Le chevalier pourpre, innocent, courtois et gentil Perceval, partait ce matin. Il devait chevaucher le nord, les côtes. Pendant que les chevaliers le saluaient poliment dans l'intimité des écuries, Lancelot restait en arrière.

–Sire, que votre route soit sauve. Sire Gaheris souriait à Sire Perceval, lui tendant son épée.

–Et le Seigneur soit avec vous. Reprit son plus jeune frère.

On entendit Sire Agravain ricaner. Sire Gauvain n'en fit rien. L'ainé des Orcades s'inclina face au chevalier pourpre, lui remit un ruban qu'il déposa dans le creu d'une paume désarmée. Lancelot ne put en voir la couleur. A ses côtés, Aloïs avisait la scène.

–N'allez vous pas saluer Sire Perceval, Sire ? Chuchota curieusement l'écuyer, lui jetant un regard. Du coin de l'oeil, Lancelot le jaugea, mordant un sourire tendre.

–Plus tard.

–Mais pourquoi ?

–Je me dois de le saluer devant la cour, au même titre que le roi. N'apprends on pas ça aux écuyer lors de leur formation ?

Le jeune homme se mit à rougir, babilla, dans une faible tentative de se défendre. Finalement il se tût, considérant certainement les conséquences de répondre à son maitre.
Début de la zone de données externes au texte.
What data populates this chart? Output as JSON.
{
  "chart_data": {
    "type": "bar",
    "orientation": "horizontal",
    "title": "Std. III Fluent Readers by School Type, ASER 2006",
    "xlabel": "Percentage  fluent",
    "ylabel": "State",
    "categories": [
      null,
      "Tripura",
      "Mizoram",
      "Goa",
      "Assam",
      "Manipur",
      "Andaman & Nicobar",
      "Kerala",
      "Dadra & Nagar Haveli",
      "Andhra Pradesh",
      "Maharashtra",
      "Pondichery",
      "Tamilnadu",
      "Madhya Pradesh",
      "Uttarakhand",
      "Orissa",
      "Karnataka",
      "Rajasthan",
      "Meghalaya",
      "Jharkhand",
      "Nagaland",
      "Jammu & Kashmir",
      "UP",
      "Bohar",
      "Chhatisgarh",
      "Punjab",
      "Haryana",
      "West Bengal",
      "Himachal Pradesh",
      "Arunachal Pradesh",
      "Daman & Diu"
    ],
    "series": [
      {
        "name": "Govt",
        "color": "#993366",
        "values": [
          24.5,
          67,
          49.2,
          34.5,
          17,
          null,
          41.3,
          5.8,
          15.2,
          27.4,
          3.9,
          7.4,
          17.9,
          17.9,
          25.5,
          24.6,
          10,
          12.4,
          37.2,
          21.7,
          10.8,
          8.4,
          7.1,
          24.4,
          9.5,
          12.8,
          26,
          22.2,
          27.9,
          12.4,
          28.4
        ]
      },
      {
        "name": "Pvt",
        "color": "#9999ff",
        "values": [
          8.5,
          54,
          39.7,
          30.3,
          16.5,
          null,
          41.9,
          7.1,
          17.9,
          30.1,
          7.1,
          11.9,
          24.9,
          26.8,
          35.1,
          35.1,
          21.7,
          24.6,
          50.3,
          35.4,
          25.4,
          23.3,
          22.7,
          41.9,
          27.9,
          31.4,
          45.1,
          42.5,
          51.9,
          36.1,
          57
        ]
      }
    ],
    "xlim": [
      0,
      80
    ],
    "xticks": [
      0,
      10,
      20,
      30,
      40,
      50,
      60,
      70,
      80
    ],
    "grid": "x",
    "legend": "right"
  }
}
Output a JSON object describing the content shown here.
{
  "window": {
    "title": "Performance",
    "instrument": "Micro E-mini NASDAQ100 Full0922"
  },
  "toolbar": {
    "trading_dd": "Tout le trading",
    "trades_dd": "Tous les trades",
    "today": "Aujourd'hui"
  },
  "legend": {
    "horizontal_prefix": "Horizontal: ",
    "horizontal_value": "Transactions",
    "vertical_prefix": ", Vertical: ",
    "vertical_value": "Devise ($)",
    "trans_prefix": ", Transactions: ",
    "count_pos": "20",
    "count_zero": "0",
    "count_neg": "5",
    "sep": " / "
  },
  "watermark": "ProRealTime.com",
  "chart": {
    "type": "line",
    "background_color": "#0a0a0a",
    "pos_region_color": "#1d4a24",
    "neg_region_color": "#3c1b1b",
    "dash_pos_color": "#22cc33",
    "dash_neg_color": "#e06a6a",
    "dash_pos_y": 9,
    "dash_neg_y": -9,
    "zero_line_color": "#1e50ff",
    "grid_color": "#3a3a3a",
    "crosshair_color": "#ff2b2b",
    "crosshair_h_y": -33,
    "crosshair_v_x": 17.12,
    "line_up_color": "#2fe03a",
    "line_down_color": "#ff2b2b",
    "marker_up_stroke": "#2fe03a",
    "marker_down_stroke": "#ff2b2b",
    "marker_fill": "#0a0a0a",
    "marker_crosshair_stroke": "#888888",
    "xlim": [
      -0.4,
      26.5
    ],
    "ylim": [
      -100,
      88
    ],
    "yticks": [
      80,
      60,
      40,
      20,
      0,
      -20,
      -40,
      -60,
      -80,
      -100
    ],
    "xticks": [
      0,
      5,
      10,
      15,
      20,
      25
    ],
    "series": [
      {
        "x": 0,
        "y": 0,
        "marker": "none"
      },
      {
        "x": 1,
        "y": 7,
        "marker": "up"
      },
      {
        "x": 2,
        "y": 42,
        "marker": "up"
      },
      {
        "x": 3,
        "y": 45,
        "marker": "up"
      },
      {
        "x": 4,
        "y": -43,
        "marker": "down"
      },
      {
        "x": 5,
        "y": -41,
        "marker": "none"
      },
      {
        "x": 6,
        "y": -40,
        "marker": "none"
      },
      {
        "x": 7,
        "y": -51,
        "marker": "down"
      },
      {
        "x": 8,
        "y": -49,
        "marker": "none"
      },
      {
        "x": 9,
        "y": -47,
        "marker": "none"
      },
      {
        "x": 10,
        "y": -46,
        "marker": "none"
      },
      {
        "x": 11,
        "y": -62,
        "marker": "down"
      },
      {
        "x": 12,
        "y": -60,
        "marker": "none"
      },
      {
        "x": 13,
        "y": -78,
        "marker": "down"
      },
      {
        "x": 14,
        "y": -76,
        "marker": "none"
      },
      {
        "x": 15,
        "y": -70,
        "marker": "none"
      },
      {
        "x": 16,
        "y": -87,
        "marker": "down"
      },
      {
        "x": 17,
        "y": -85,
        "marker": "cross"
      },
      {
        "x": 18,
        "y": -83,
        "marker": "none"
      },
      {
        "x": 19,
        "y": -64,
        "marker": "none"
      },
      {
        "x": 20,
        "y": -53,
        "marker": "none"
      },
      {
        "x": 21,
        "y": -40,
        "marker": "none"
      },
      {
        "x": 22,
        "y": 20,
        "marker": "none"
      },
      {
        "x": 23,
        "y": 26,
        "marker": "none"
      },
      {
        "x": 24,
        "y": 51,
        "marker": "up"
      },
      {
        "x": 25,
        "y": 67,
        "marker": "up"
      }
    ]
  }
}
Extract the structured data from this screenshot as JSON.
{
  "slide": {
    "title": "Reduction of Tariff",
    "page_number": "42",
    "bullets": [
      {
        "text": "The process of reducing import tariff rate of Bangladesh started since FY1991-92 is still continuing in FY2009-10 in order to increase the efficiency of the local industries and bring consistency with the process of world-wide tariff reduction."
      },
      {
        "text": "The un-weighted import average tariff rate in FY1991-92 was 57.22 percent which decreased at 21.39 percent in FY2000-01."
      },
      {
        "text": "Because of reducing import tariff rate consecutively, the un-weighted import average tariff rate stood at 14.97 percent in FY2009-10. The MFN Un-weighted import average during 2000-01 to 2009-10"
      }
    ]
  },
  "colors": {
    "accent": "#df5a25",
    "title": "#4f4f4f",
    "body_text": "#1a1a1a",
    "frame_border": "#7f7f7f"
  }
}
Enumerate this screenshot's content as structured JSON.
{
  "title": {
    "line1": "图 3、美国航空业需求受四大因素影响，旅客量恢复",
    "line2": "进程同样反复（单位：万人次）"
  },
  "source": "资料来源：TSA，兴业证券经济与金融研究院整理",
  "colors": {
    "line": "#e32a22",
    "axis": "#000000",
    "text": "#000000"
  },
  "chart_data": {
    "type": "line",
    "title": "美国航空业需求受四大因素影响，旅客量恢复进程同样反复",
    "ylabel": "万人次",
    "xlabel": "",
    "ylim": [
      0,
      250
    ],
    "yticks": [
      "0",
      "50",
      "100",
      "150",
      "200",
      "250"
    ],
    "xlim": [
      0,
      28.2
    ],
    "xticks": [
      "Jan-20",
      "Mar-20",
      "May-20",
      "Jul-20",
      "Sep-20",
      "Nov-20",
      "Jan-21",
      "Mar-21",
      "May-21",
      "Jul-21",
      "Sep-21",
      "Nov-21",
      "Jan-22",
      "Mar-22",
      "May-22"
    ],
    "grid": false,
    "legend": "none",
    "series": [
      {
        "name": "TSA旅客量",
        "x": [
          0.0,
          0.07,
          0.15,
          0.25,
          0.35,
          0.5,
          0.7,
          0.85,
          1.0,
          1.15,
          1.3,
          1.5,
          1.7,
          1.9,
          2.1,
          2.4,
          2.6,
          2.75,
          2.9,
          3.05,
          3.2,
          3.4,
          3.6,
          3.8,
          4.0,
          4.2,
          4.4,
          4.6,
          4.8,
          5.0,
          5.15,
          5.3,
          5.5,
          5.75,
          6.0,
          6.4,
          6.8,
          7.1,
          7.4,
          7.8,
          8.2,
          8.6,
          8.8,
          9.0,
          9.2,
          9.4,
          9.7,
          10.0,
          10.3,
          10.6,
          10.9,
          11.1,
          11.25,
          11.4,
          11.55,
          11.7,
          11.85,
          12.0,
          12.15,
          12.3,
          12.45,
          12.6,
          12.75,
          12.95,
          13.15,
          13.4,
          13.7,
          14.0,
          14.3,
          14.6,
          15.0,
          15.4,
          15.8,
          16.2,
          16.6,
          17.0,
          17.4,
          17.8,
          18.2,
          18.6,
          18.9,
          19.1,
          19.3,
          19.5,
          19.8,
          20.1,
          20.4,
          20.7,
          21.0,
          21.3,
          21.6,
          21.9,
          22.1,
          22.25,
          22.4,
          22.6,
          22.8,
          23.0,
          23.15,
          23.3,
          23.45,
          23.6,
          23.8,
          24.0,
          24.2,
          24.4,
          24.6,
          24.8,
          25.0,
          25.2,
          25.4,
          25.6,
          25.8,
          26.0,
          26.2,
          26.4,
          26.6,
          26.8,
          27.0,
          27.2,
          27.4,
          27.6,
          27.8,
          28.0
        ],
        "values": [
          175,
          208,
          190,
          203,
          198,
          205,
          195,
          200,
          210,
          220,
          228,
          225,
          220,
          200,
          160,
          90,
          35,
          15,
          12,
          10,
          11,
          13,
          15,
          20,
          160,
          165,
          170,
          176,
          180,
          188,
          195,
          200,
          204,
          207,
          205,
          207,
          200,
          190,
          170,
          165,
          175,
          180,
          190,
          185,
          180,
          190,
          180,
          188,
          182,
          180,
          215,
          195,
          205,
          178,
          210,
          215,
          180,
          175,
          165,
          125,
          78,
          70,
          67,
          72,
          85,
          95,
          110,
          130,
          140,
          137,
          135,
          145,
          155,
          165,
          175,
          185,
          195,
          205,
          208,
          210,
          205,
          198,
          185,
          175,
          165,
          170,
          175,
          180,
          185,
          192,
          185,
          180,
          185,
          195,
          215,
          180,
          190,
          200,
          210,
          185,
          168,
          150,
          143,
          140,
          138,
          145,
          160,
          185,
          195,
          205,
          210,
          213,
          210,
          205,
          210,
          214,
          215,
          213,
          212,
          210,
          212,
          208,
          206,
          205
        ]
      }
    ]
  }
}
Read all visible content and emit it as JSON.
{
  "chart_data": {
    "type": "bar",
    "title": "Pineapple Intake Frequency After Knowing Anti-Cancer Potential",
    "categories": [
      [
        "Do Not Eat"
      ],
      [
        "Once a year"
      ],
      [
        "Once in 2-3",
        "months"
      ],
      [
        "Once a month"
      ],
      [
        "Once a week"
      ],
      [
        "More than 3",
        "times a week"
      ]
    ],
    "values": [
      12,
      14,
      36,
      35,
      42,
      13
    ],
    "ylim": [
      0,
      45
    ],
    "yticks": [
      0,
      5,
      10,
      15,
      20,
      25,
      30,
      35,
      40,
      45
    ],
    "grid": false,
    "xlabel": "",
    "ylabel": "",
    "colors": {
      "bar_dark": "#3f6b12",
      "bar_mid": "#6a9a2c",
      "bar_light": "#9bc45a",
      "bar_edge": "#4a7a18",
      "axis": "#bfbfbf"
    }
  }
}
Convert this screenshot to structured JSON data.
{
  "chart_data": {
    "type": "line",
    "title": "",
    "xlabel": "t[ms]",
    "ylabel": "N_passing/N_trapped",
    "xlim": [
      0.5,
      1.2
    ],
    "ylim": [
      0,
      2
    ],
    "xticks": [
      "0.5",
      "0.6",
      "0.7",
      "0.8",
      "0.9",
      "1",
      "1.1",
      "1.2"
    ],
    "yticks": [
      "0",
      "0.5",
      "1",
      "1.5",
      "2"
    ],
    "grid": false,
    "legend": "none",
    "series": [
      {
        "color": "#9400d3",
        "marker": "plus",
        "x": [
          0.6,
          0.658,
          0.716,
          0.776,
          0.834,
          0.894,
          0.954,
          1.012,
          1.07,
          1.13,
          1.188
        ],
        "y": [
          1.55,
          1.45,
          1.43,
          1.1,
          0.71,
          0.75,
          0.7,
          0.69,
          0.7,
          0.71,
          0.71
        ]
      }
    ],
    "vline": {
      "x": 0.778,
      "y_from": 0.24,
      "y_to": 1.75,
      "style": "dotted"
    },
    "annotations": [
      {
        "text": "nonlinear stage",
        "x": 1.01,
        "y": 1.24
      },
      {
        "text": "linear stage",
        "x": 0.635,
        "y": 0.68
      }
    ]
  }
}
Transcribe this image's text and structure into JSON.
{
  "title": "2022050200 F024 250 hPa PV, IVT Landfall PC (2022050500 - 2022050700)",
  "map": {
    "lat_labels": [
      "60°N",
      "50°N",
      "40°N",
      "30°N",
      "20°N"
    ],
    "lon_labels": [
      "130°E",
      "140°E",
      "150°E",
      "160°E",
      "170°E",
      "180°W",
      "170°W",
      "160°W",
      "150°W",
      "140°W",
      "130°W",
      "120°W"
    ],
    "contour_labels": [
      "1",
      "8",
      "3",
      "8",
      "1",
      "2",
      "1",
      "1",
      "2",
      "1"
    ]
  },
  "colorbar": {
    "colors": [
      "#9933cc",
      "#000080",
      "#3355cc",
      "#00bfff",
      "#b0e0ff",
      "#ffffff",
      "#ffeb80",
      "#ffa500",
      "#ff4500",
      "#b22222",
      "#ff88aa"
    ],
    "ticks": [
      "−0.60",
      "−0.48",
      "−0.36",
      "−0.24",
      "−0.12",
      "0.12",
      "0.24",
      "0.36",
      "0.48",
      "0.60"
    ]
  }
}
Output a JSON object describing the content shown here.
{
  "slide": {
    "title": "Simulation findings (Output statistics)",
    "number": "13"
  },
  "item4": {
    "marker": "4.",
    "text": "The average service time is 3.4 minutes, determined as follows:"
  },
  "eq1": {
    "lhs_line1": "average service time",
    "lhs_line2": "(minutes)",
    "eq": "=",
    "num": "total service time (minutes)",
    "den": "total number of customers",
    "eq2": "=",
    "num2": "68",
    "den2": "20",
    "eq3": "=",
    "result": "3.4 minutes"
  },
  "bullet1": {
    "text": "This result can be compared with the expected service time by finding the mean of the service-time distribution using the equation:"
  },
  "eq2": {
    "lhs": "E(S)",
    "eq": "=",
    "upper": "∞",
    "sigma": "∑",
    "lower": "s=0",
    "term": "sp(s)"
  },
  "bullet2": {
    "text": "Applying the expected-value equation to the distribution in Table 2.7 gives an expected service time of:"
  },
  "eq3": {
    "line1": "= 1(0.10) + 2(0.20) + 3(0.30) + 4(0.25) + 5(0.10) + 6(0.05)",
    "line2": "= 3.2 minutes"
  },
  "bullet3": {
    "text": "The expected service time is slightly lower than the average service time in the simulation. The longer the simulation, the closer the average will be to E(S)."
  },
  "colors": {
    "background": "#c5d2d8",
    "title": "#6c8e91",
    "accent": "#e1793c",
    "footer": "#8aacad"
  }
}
Puis, on rassembla la cour. Le palefroi de Sire Perceval fut armé et décoré, tout comme son cavalier. Les dames nouèrent des rubans autour des canons de bras du chevalier, symbolisant santé, chance et succès. Lancelot se tenait au côté de son roi. Ainsi, Sire Perceval chevaucha vers eux et mit pied à terre afin de saluer Arthur. Il s'inclina, baisa le dos de sa main.

–Sire Perceval, commença le roi, c'est avec un grand honneur que Camelot, la Table Ronde ainsi que moi-même, vous voyions partir à votre tour pour la quête du Saint-Graal. Faites honneur à votre royaume, et que le Seigneur soit avec vous.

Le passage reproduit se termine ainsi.